Voll bepackt mit den Waffen aus dem Schrank gingen die beiden Männer den EES-Schacht entlang. Aus jedem Gebäude führten Schächte zu der Abschusskammer, was dem System den Spitznamen „Labyrinth“ einbrachte. Dafür gab es an den Schachträndern leuchtende Pfeile, die den kürzesten Weg zur Abschusskammer anzeigten. In der Kammer wirkte alles so friedlich.

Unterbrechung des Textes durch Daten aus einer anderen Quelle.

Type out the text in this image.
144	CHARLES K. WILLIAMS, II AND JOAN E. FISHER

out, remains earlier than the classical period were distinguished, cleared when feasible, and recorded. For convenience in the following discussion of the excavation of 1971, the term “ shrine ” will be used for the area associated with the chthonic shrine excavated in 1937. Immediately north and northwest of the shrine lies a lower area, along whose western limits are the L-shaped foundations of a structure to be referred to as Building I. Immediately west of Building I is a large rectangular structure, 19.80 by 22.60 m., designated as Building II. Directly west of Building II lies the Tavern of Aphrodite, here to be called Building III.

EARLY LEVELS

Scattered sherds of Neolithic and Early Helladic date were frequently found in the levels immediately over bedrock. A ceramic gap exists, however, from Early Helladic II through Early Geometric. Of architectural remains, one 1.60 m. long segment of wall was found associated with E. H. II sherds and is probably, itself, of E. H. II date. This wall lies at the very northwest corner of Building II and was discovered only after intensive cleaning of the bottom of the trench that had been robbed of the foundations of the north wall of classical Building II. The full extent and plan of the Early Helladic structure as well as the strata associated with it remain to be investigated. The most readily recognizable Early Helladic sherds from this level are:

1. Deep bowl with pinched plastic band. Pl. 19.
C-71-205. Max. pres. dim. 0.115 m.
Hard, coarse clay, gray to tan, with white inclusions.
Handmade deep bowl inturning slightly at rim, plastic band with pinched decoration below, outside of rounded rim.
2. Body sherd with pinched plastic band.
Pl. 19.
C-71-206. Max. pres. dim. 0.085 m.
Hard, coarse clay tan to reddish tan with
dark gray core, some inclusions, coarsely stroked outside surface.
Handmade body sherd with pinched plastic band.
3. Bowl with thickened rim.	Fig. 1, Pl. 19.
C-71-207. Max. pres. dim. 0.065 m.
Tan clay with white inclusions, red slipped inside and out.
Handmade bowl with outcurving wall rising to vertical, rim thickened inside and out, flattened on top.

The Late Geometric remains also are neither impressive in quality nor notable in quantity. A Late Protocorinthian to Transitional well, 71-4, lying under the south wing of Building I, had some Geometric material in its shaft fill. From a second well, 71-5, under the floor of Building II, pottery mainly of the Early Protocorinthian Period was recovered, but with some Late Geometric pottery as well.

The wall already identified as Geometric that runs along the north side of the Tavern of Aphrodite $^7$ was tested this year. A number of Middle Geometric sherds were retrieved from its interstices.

Die Vorstellung, dass die komplette Station zerstört und sie die einzigen beiden Überlebenden waren, wirkte abstrakt und bizarr. John wollte beinahe zurücklaufen, um sich davon zu überzeugen, dass es wirklich geschehen war. Die Luken der drei Kapseln standen offen. Neben jeder Türe prangte ein kleines Display, das den Systemstatus anzeigte - alles war in Ordnung. Smith bedeutete Johannson, die mittlere Kapsel zu besteigen, und kroch hinterher.
„Evakuierung von zwei Personen. Bitte nehmen Sie ihre Plätze ein und schnallen Sie sich an.“ Die Computerstimme gab sich wie eine Flugbegleiterin auf einem Urlaubsflug. Sobald beide ihre Gurte angelegt hatten, verriegelte das EES die Luke automatisch und schoss die beiden ins All.
Nachdem die schlimmste Phase der automatischen Evakuierung vorbei war, konkretisierte sich in Johns Geist ein beissender Gedanke. Etwas kam ihm schon die ganze Zeit merkwürdig vor.
Johannson arbeitete doch in einem Energieschacht. Jedenfalls war er zum Zeitpunkt des Angriffs nicht an der Oberfläche. Er konnte nicht wissen, dass es die Seymour war!